At the beginning of the new school year, we had a freshman come into the Main Office in a complete panic. He couldn’t access the wi-fi, and for the first time in his life, he was out of constant text and voice communication with his parents. We remedied the problem quickly, but it was eye-opening when I contrasted his current level of independence against the notion of getting him career and life ready in four short years. Likewise, our servers deliver hundreds of e-mails between parents and teachers daily ensuring that students are staying on task and doing their assignments. That is a wonderful capability we have at our fingertips, so we use it, but inherently the adults are shouldering a valuable responsibility that used to rest solely on the student. Examples are plentiful around parental involvement with their child’s social lives as well, especially when it involves conflict. Right or wrong, I can factually say that it didn’t used to be this way. There is a new norm. As a trend, Generation Z is exhibiting weakness in some areas that used to be the exception, not the norm. There is a definitive cultural shift with this generation, and we all need to respond.

USA Today recently published an article, “Meet the ‘lawnmower parent,’ the new helicopter parents of 2018” covering a viral internet op-ed piece coining the new phrase. The author asserts that, “…lawnmower parents mow down all of children’s challenges, discomforts and struggles.” Similar to my observations and concerns prior to the article, the author states, “In raising children who have experienced minimal struggle, we are not creating a happier generation of kids. We are creating a generation that has no idea what to do when they actually encounter struggle.” Clearly, this is an observable cultural shift in our country, and we have all been guilty at one time or another as educators and parents of perhaps going too far to help our youth. There is much to gain from simple awareness that a balance must be achieved between assistance and the value of struggle. Students across the country are critically lacking in: self-awareness, self-management, social awareness, relationship skills, and responsible decision making. That is not my opinion, rather those are the five cornerstones of Social Emotional Learning (SEL). SEL started as a conceptual response to student needs several years ago. Today it is a national priority in education that has become an important core component of one of the MA Department of Elementary and Secondary Education’s five strategic priorities. Schools are actively teaching these skills because a lack of them is a barrier to all other learning and subsequently a hindrance to the pursuit of a successful and happy life. Again, awareness and focus on these educational priorities goes a long way to remedy the problem.

Ironically, the focus on SEL and the emergence of terms like “lawnmower parent” are born out of the dedication and care to do the best we can for our children. The thematic weaknesses of Generation Z, was never out of neglect or lack of effort, rather an unintended consequence from the contrary—salted by a heavy dose of technology. We want our children to be strong, resilient, responsible, self-reliant, respectful, and someday be good parents themselves. If that is true, we as parents and educators must shift our efforts and allow our children to experience life’s challenges, give them opportunities and guidance to self-advocate and resolve conflicts on their own.
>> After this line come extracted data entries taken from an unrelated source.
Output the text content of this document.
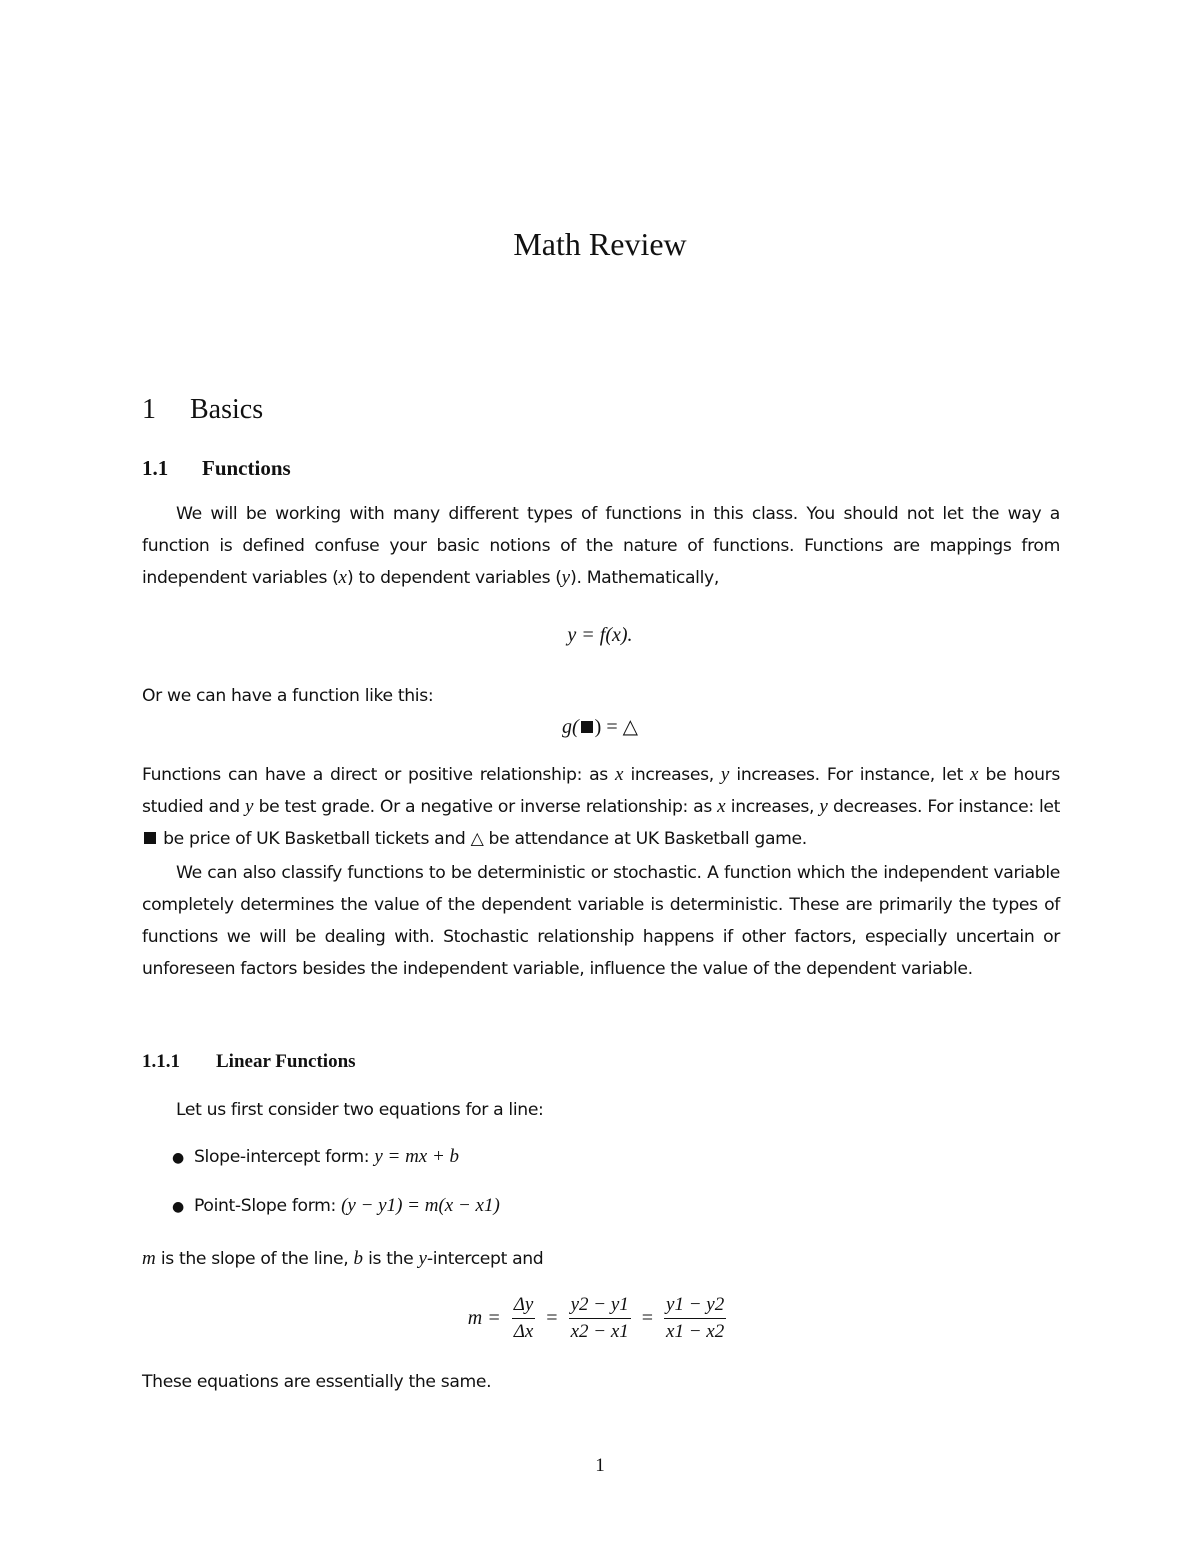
Math Review
1 Basics
1.1 Functions
We will be working with many different types of functions in this class. You should not let the way a function is defined confuse your basic notions of the nature of functions. Functions are mappings from independent variables (x) to dependent variables (y). Mathematically,
y = f(x).
Or we can have a function like this:
g( ) = △
Functions can have a direct or positive relationship: as x increases, y increases. For instance, let x be hours studied and y be test grade. Or a negative or inverse relationship: as x increases, y decreases. For instance: let  be price of UK Basketball tickets and △ be attendance at UK Basketball game.
We can also classify functions to be deterministic or stochastic. A function which the independent variable completely determines the value of the dependent variable is deterministic. These are primarily the types of functions we will be dealing with. Stochastic relationship happens if other factors, especially uncertain or unforeseen factors besides the independent variable, influence the value of the dependent variable.
1.1.1 Linear Functions
Let us first consider two equations for a line:
● Slope-intercept form: y = mx + b
● Point-Slope form: (y − y1) = m(x − x1)
m is the slope of the line, b is the y-intercept and
$m = \frac{\Delta y}{\Delta x} = \frac{y2 - y1}{x2 - x1} = \frac{y1 - y2}{x1 - x2}$
These equations are essentially the same.
1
In terms of fitness, no one would hire a personal trainer to demonstrate how to lift weights and never touch them himself. A good personal trainer wouldn’t allow it. We need to be great personal trainers and teach our children to lift properly during evey struggle— to feel the burn and gradually build their strength. We need to help them become fit for life. Feed your child a healthy balance of struggle and personal responsibility, and I promise you, not only will they be stronger and happier, but also proudly say, “When I was a kid, I…and I liked it!”